Second, when it comes to board-breakers, you get to wait until after the opponent has invested much of their hand into their combo before you begin investing your board-breakers and hand into answering their board. This is important because, with each card you see them play to assemble their board, you're getting more information on their cards and deck before they've gotten any information on your cards. With a hand trap, it's more of a gamble. If it's the first turn, you open up with Ash Blossom, your opponent's going first, and the first card they play is something like Quick Launch
or Emergency Teleport
, do you Ash that spell, or do you let it resolve and wait for them to play an even stronger card then Ash that? What if that Quick Launch
/Emergency Teleport was
their strongest card while the other cards in their hand were bricks or something and you now missed a golden opportunity to use your Ash? Keep in mind they haven't yet normal summoned or played any other cards, so what if you Ash that spell but it turns out they were just using that to bait out an Ash, and then they start normal summoning and playing their stronger card(s) you wish you saved your Ash for? Now you've given them crucial information about what you're playing before they've given you much information about what they're playing, putting yourself at a disadvantage, and, you wasted a hand trap, putting yourself further at a disadvantage.

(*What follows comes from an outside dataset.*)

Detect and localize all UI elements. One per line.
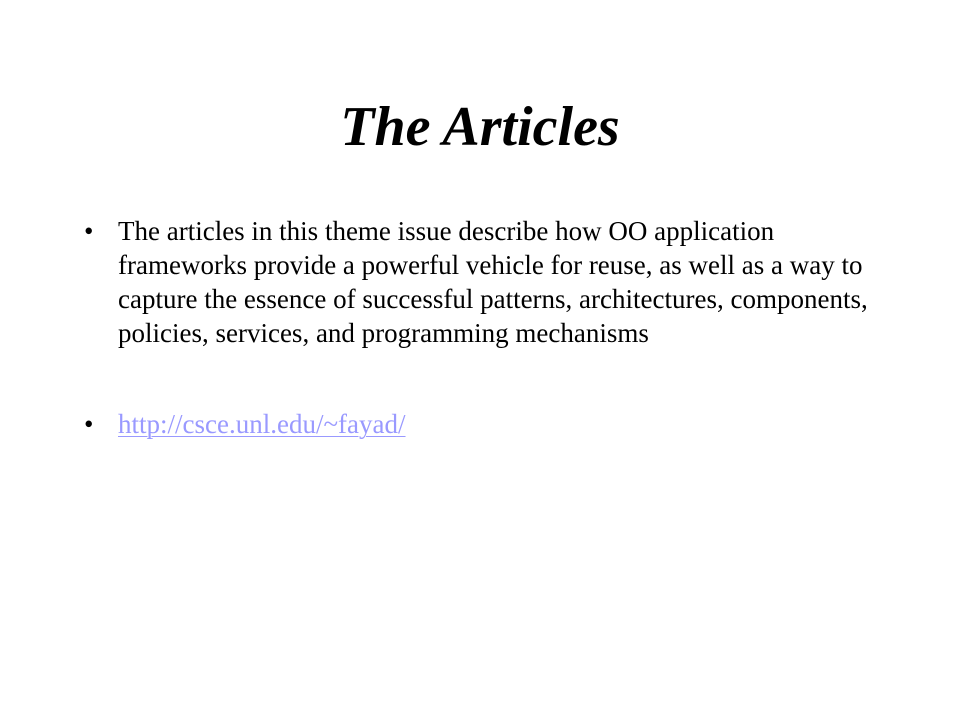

In competitive yugioh, it's generally a good a idea to save your disruptions/board-breakers until the last moment in which you can and should use them, like how players would often flip Mystical Space Typhoon
to destroy backrow in the end phase instead of the main phase, or use ATK-modifying effects in the damage step if possible, instead of the battle step. With an Ash Blossom, it's harder to determine when that "last moment in which you can and should use them
" will be, but with board-breakers, it's easier to figure out when to use those — during your turn against an already-assembled board since you've already seen much of their cards and thus have enough information (on what the opponent's playing) to make an informed decision, whereas with hand traps, it's trickier because the opponent often hasn't yet played enough cards to give you such information for you to make an informed decision, meaning you'll have to guess if that card you wish to Ash is the best Ash-target at that moment or if the opponent just wants you to waste Ash on that card so they can then play their stronger card(s) without worrying about an Ash.
When I play a board-breaker knowing my opponent has already vomited their hand onto the field to do their combo to assemble that board, I'm playing that board-breaker knowing I most likely won't have to worry about any additional extenders or tricks up my opponents' sleeves for a while, but with a hand trap, I have to do this awkward guessing-game thing where I have to either use my hand trap immediately, hoping it's the right time to use it and that the opponent has no further extenders or stronger cards I would've wanted to use my hand trap on, or hold onto my hand trap, hoping my opponent doesn't seize the opportunity to bring out a negate such as Herald of the Arc Light
afterwards to keep me from ever using my hand trap. If I guess wrong in either case, I'll most likely lose as my opponent will continue to build up their board until it's too difficult to break. This issue is less likely to occur when I rely on actual board-breakers, and more likely to occur when I rely on hand traps that stop the opponent from combo-ing off only if you guess correctly.